First rolled out in beta in 2013, the idea has proven itself to be, in fact, very prescient. While we still do get a lot of our information from reading words published on paper or the web, the number of screens has exploded, and they are now accompanied by a whole new wave of voice-based interfaces on devices like the Amazon Echo, the Google Home or the HomePod from Apple, and visual and gesture-based interfaces by way of virtual reality hardware.

All of these take the idea of “content” but more specifically how we interact with it to a new dimension, and the idea of creating set of tools to deliver (or ingest) information efficiently, regardless of the platform, could end up becoming a key component of bringing these devices into the mainstream, not just with users needing more compelling reasons to use them, but media/gaming/content/any companies that are considering them as platforms for their business but do not want to spend an arm and a let figuring out how to use them regularly and well.

The company has 130,000 developers using its platform, with “thousands” of paying customers and many more free users (it’s a freemium product). Customers include Uber, Lyft, Samsung and Spotify, as well as companies you do not think of as “content” providers like WeWork, and a number of digital agencies (native content!) like R/GA and AKQA — in sum, “digital teams building digital products like mobile apps and using our APIs to power them.”

It’s notable that General Catalyst is backing them.
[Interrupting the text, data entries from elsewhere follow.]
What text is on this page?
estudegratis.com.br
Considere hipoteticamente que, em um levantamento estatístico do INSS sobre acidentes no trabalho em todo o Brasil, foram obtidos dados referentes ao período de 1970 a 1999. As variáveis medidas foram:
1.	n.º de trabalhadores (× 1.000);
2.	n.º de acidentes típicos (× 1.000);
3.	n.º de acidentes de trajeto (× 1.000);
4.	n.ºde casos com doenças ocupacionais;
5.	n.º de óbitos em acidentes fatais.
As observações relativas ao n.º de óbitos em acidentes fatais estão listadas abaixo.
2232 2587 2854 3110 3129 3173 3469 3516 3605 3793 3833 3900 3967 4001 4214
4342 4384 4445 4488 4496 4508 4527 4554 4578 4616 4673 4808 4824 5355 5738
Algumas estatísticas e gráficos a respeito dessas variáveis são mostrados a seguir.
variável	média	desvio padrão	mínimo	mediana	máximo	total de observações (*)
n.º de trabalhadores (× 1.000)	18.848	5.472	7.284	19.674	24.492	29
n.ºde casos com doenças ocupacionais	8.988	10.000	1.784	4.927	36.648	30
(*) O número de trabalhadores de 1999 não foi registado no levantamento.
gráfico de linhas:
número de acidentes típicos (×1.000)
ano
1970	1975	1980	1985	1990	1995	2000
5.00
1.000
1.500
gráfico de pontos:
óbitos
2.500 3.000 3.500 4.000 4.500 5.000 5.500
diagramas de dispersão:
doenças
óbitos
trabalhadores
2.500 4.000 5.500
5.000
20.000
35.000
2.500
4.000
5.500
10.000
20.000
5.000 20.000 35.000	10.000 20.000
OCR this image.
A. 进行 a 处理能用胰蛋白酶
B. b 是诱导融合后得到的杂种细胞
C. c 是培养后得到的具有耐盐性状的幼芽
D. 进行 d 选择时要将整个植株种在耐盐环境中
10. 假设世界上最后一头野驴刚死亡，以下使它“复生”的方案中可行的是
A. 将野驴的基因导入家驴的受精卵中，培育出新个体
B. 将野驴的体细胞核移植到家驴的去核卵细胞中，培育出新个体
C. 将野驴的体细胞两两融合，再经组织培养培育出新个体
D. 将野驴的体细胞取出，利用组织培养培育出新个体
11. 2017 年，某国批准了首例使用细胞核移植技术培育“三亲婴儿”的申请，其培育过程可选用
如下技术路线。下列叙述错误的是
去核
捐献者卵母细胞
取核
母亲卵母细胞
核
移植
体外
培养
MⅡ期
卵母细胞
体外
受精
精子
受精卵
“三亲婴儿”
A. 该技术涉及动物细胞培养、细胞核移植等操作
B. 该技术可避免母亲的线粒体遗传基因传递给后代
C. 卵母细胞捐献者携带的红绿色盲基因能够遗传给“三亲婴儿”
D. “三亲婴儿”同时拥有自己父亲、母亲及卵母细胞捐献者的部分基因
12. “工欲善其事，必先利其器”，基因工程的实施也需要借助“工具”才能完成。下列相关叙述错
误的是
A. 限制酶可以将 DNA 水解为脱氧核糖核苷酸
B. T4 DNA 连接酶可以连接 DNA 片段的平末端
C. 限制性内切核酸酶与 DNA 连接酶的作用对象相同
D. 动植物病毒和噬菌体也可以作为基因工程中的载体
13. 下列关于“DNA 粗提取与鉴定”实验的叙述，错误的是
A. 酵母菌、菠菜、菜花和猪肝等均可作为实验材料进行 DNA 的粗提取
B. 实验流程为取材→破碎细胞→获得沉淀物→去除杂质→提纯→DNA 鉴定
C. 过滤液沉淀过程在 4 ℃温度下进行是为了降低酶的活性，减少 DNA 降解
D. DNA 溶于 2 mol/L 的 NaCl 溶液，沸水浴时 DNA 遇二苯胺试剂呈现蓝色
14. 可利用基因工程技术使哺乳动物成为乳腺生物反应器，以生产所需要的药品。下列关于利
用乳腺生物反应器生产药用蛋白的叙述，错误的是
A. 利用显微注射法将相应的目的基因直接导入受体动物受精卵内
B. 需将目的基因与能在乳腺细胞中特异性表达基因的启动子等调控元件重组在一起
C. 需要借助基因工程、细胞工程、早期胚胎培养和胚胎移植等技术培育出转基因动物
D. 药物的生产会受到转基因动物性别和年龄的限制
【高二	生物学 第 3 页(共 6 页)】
The company has made some very smart calls on other quiet but powerful backend aggregators and service providers that provide essential B2B2C tools, such as Stripe and Kayak.

“At General Catalyst, we focus on user-centric products that have the potential to become hugely useful in enterprises,” said Trevor Oelschig, Managing Director at General Catalyst, in a statement. “Contentful is among this new ecosystem of platform services, which provide a fundamentally new infrastructure for building modern applications.”

The Berlin-based startup will be using the money to hire more and expand its product, and to build its business in the US, where it already has 60-70 percent of its business.